I guess you could say that, if anyone fits the bill of a consummate dabbler, then that would most certainly be me.
Now, Gladwell probably would argue that this lust for pursuing whatever fancy caught my attention throughout the years came at a tragic price: because I never spent enough time perfecting my skills in any one area, I never really developed the mastery required to become an expert at anything. And he’s probably right about that.
But I think that there is an advantage to being a dabbler that Gladwell overlooks. Dabblers often can be proficient enough in so many areas that they can move almost seamlessly from one to another as needed in life or in their careers. Experts can’t do that. If you are an expert, as we’ve seen, it means you probably are inept in most other areas of your life because of the time commitment involved in attaining mastery. That’s no problem if you have a career that pays well, is fairly stable, and brings you long-term happiness. But, if any of these turn out not to be the case, the expert is screwed. He has nowhere else to go.
The dabbler has another advantage that the expert lacks: he may have a perspective on a broad spectrum of human thought and experience that makes him a go-to guy when the experts are puzzled. Many problems that we face in the 21st century are so complex and so interconnected that it often takes someone with the kind of expansive vision that comes from dabbling to see how all the “pieces of the puzzle fit together.” That’s precisely the kind of vision that the expert most decidedly lacks.
So consummate dabbling may not be as much of a problem as some people make it out to be, and it may, in fact, have certain advantages over maniacal specialization.

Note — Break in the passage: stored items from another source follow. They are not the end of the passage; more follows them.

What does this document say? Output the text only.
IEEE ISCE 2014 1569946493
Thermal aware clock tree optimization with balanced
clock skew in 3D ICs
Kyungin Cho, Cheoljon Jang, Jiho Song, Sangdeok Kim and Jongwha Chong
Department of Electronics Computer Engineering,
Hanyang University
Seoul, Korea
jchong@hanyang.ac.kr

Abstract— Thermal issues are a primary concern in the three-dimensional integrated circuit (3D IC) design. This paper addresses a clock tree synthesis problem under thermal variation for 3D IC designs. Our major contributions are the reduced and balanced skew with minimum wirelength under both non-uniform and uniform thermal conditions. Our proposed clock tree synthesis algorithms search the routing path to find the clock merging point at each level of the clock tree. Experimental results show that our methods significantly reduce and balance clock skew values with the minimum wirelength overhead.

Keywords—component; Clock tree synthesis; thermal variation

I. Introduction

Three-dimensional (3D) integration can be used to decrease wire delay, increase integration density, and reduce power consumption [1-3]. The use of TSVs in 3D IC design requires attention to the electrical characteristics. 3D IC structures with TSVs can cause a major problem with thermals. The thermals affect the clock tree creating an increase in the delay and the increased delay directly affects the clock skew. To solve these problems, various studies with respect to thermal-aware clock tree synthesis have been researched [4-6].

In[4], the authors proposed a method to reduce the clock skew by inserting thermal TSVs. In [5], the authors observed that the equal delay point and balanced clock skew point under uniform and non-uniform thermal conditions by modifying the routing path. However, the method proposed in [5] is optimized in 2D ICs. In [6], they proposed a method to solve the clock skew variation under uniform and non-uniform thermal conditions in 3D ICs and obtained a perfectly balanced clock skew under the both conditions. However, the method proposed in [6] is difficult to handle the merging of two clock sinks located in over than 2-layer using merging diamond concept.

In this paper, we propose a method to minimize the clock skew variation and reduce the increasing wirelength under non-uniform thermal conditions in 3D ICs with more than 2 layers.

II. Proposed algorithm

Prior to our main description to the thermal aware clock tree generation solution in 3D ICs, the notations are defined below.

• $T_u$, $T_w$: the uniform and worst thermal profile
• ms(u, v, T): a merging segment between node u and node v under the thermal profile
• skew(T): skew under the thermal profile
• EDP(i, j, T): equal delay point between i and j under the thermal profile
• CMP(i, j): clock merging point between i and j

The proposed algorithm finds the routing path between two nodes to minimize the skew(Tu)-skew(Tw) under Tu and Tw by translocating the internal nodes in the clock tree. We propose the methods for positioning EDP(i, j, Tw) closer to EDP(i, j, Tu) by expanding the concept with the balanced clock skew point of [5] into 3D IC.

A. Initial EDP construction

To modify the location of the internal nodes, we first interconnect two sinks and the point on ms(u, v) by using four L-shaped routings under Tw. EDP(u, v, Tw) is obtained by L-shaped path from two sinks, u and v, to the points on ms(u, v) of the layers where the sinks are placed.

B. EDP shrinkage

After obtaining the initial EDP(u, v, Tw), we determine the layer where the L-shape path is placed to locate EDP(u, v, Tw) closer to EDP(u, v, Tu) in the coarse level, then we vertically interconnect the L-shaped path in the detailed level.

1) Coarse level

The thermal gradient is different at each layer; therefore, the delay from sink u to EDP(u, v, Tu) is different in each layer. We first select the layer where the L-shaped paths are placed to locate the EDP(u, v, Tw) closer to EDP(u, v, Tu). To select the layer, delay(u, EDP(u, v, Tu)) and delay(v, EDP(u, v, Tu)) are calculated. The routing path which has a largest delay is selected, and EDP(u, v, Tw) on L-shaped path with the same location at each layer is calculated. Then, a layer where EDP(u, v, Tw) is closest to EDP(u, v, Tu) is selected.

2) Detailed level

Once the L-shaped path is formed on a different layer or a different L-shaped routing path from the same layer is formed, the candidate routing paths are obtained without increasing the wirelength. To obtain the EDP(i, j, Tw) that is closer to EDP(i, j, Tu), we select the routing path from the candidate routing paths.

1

This position seems to be supported by the philosopher, Plato. In the Republic, Plato maintained that his Philosopher-Kings would only be chosen after the age of 50, when after a lifetime of education and rich experience, they would be in an ideal position to rule the polis—to become political experts, in other words. Plato’s Philosopher-Kings, then, would spend the first fifty years of their lives essentially dabbling. Of course, they’d be studying philosophy intensely, but the educational program that Plato provided for them insured that they’d probably be fairly well versed in just about every other subject imaginable as well. It is precisely this sort of broad training that guaranteed that the Philosopher-Kings would have the wherewithal to govern competently, while their philosophical expertise guaranteed that they’d govern justly.
I’ll be turning 50 myself in a few years (heavy sigh!), but until then, I plan to heed Plato’s advice. I’ll continue to joyously dabble, as I’ve always done, study subjects that interest me at any given time, learn any skills that I think might benefit me or my students, and write about whatever damn well pleases me. If I ever get appointed Philosopher-King, I’ll leave my dabbling behind and grudgingly become an “expert,” if that’s what’s required of me. In the absence of that sort of mandate, I might very well remain an inveterate dabbler for the rest of my life.
Who knows: I might even become the world’s first expert dabbler!